Reverse engineering of industrially relevant phenotypes in yeast: An integrated approach

Abstract

Reverse engineering is the study of discovering the structure, function and operation of a device or system with the express aim to reconstruct its key functionalities. This principle is applied to many disciplines, from military, through computer engineering, to health, but also in metabolic engineering. In this context, reverse metabolic engineering examines a particular functionality or phenotype of a cell or culture and subsequently aims to reconstruct it, with the aid of targeted genetic modification, in another cell or culture. Even with increasing knowledge on targeted metabolic engineering, microbial production platforms for fuels and chemicals are often obtained by non-targeted approaches, such as mutagenesis or evolutionary engineering.
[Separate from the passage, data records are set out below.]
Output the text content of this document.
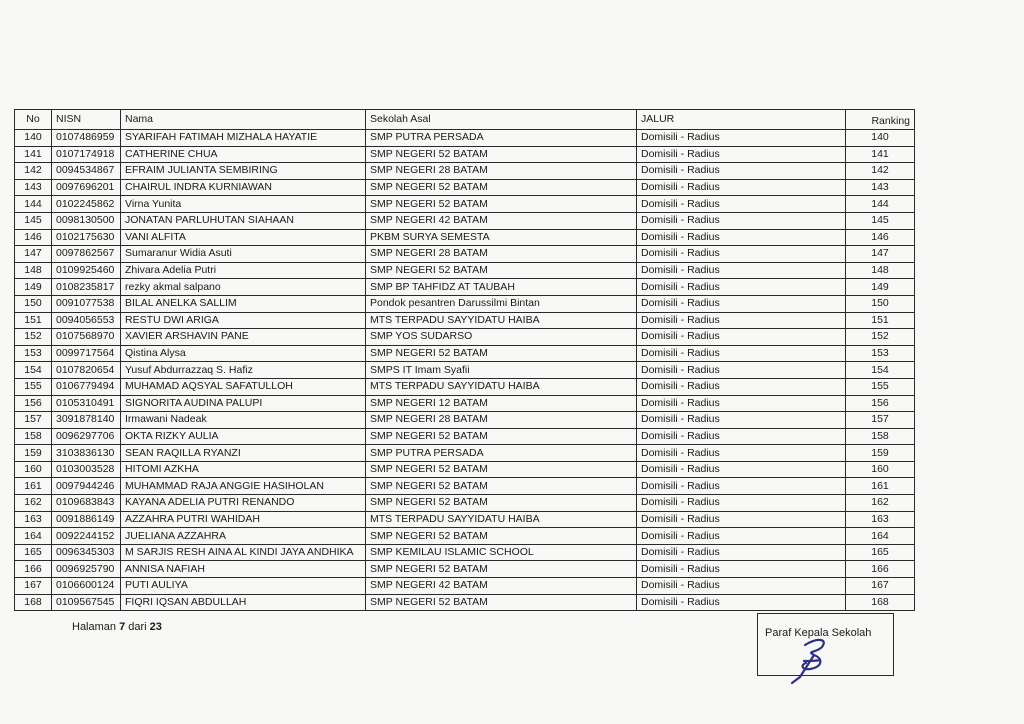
No	NISN	Nama	Sekolah Asal	JALUR	Ranking
140	0107486959	SYARIFAH FATIMAH MIZHALA HAYATIE	SMP PUTRA PERSADA	Domisili - Radius	140
141	0107174918	CATHERINE CHUA	SMP NEGERI 52 BATAM	Domisili - Radius	141
142	0094534867	EFRAIM JULIANTA SEMBIRING	SMP NEGERI 28 BATAM	Domisili - Radius	142
143	0097696201	CHAIRUL INDRA KURNIAWAN	SMP NEGERI 52 BATAM	Domisili - Radius	143
144	0102245862	Virna Yunita	SMP NEGERI 52 BATAM	Domisili - Radius	144
145	0098130500	JONATAN PARLUHUTAN SIAHAAN	SMP NEGERI 42 BATAM	Domisili - Radius	145
146	0102175630	VANI ALFITA	PKBM SURYA SEMESTA	Domisili - Radius	146
147	0097862567	Sumaranur Widia Asuti	SMP NEGERI 28 BATAM	Domisili - Radius	147
148	0109925460	Zhivara Adelia Putri	SMP NEGERI 52 BATAM	Domisili - Radius	148
149	0108235817	rezky akmal salpano	SMP BP TAHFIDZ AT TAUBAH	Domisili - Radius	149
150	0091077538	BILAL ANELKA SALLIM	Pondok pesantren Darussilmi Bintan	Domisili - Radius	150
151	0094056553	RESTU DWI ARIGA	MTS TERPADU SAYYIDATU HAIBA	Domisili - Radius	151
152	0107568970	XAVIER ARSHAVIN PANE	SMP YOS SUDARSO	Domisili - Radius	152
153	0099717564	Qistina Alysa	SMP NEGERI 52 BATAM	Domisili - Radius	153
154	0107820654	Yusuf Abdurrazzaq S. Hafiz	SMPS IT Imam Syafii	Domisili - Radius	154
155	0106779494	MUHAMAD AQSYAL SAFATULLOH	MTS TERPADU SAYYIDATU HAIBA	Domisili - Radius	155
156	0105310491	SIGNORITA AUDINA PALUPI	SMP NEGERI 12 BATAM	Domisili - Radius	156
157	3091878140	Irmawani Nadeak	SMP NEGERI 28 BATAM	Domisili - Radius	157
158	0096297706	OKTA RIZKY AULIA	SMP NEGERI 52 BATAM	Domisili - Radius	158
159	3103836130	SEAN RAQILLA RYANZI	SMP PUTRA PERSADA	Domisili - Radius	159
160	0103003528	HITOMI AZKHA	SMP NEGERI 52 BATAM	Domisili - Radius	160
161	0097944246	MUHAMMAD RAJA ANGGIE HASIHOLAN	SMP NEGERI 52 BATAM	Domisili - Radius	161
162	0109683843	KAYANA ADELIA PUTRI RENANDO	SMP NEGERI 52 BATAM	Domisili - Radius	162
163	0091886149	AZZAHRA PUTRI WAHIDAH	MTS TERPADU SAYYIDATU HAIBA	Domisili - Radius	163
164	0092244152	JUELIANA AZZAHRA	SMP NEGERI 52 BATAM	Domisili - Radius	164
165	0096345303	M SARJIS RESH AINA AL KINDI JAYA ANDHIKA	SMP KEMILAU ISLAMIC SCHOOL	Domisili - Radius	165
166	0096925790	ANNISA NAFIAH	SMP NEGERI 52 BATAM	Domisili - Radius	166
167	0106600124	PUTI AULIYA	SMP NEGERI 42 BATAM	Domisili - Radius	167
168	0109567545	FIQRI IQSAN ABDULLAH	SMP NEGERI 52 BATAM	Domisili - Radius	168
Halaman 7 dari 23	Paraf Kepala Sekolah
Reverse engineering of the interesting traits of these microbial platforms not only provides the potential to implement and combine them in other hosts, but also allows for the protection of the resulting intellectual property. The major challenge in reverse metabolic engineering is the elucidation of the molecular mechanisms underlying the phenotype of the strains of interest. In this thesis, various techniques were evaluated for their application in reverse metabolic engineering of a diverse range of industrially relevant phenotypes in the yeast Saccharomyces cerevisiae. Simultaneously, the different analytical methods that were used in these studies were evaluated for their individual and combined contributions.